Patch PR: GitHub PR #18316
However, the implementation of the sanitization mechanisms varies from one vector store to the other. Some changes are more rigorous like that for OracleDB (e.g., a whitelist of characters), while others are less rigorous like that for Jaguar (blacklist of characters).
Exploitation in Practice
The PoC provided on Huntr directly calls vector_store.delete(), ignoring the API layer, and then injects it with basic SQL payloads like:
' OR '1'='1
'; DROP TABLE documents; --
Vector stores usually aren’t exposed to users, but that doesn’t mean they’re safe. In a typical RAG setup, the LLM builds the query that hits the vector store. And here’s the catch: a user can give harmless-looking input that tricks the LLM into generating a malicious query. It’s like SQL injection, but the LLM does the dirty work. If your system isn’t built carefully, with things like input sanitization or safe query methods, you might have a serious security hole without realizing it.
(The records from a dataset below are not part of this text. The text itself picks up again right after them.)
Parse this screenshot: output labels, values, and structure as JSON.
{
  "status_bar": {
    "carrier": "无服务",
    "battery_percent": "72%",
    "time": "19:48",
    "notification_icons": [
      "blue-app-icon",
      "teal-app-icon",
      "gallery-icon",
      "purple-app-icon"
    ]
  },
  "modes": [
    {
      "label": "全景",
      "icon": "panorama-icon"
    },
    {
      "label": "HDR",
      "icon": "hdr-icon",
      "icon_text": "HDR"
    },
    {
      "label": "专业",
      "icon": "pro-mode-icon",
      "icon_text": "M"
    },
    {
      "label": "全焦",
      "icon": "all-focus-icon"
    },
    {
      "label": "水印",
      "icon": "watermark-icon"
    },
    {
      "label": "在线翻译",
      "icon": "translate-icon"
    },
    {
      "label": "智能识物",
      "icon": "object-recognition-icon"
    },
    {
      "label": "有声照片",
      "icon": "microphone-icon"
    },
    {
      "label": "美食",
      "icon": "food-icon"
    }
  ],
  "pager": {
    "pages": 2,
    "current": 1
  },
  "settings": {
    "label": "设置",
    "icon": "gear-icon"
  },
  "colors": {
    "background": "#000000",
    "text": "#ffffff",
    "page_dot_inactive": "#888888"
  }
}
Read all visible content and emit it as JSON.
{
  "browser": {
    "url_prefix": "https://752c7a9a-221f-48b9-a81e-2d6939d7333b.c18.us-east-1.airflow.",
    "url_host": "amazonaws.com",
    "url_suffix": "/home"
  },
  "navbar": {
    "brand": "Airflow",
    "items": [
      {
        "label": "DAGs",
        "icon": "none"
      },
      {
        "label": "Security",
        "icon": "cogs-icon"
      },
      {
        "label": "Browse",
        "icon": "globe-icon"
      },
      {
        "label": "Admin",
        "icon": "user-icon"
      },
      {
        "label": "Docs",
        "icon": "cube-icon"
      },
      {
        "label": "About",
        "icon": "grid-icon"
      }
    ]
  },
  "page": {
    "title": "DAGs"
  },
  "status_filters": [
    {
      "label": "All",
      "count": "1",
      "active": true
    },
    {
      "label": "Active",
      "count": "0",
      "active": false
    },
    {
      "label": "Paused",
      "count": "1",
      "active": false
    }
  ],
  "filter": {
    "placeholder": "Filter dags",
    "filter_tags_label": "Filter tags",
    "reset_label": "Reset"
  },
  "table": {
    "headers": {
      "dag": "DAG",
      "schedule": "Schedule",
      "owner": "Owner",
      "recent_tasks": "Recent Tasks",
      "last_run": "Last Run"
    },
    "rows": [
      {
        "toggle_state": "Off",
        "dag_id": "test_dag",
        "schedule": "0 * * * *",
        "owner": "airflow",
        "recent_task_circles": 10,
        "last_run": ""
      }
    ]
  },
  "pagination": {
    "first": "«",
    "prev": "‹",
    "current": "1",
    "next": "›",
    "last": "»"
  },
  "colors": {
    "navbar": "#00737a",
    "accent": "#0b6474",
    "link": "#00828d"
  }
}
The danger becomes acute in pipelines where:
- LLMs act as agents capable of modifying data stores
- Users control input to LLMs without strong filtering
- LLM-generated outputs are executed without strict parsing or validation
Impact Analysis
This vulnerability impacts a wide range of use cases:
- Customer-facing chatbots that allow free-form input from users.
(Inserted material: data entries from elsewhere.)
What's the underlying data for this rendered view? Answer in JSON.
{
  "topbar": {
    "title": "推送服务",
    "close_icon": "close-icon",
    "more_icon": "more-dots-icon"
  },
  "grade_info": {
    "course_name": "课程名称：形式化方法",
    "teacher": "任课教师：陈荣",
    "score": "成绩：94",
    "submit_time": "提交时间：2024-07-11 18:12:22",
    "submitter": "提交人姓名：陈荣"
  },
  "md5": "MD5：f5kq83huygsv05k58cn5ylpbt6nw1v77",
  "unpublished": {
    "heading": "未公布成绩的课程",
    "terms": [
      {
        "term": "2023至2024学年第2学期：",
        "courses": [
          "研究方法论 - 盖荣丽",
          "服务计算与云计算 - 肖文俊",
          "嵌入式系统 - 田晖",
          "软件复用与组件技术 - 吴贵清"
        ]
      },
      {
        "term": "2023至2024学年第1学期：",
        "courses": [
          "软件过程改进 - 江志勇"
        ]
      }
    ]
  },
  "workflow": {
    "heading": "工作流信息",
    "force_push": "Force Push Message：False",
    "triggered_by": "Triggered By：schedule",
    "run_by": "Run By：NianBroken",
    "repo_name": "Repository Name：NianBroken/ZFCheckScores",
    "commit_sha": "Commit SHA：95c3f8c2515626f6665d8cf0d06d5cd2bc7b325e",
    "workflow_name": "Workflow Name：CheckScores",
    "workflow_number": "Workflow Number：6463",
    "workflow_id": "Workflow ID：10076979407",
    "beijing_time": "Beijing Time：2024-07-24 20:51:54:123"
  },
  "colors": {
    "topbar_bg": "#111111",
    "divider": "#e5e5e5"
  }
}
- Autonomous agents using LLMs to orchestrate workflows, especially where deletion or updates to vector stores are permitted.
- Multi-tenant applications where tenants share a common vector store or database backend.
If exploited:
- Sensitive or proprietary data could be exposed.
- Vector indexes could be deleted or poisoned.
- Application functionality may be disrupted due to corrupted retrieval pipelines.
Perhaps most concerning is the invisibility of the attack path. Any applications don't log how an LLM interprets a user's prompt into backend commands, making detection after-the-fact difficult.
Mitigation and Recommendations
1. Upgrade Immediately
The SQLi has been fixed in vector-store-specific packages (e.g., llama-index-vector-stores-jaguar@0.31). Update the respective versions as communicated in the Changelog.
2. Harden Your Application
- Validate inputs that pass through LLMs before reaching any vector store or database layer.
- Use parameterized queries where possible.
- Limit LLM permissions: ensure they cannot directly perform destructive actions or construct raw queries.
Reference: OWASP SQL Injection Prevention Cheat Sheet
3. Monitor and Audit
- Implement application-layer firewalls and SQL activity monitoring.
- Add logging around vector store access and LLM-generated actions.
- Regularly test using tools like Payloadbox SQLi Payload List.
Key Takeaway: LLMs are Attack Surfaces
This vulnerability illustrates a growing security theme: LLMs are not just passive responders, they can become active participants in an attack chain.
Prompt injection is now capable of indirect SQL injection, a form of adversarial programming where the attacker convinces the LLM to generate malicious inputs for the rest of your stack.
The increasing availability of MCP servers, which make new and existing functionality available to LLM-based agents, will accentuate the risk of unsanitized inputs -- expect security researchers to find more and more of such vulnerabilities, and design your systems with such attack vectors in mind.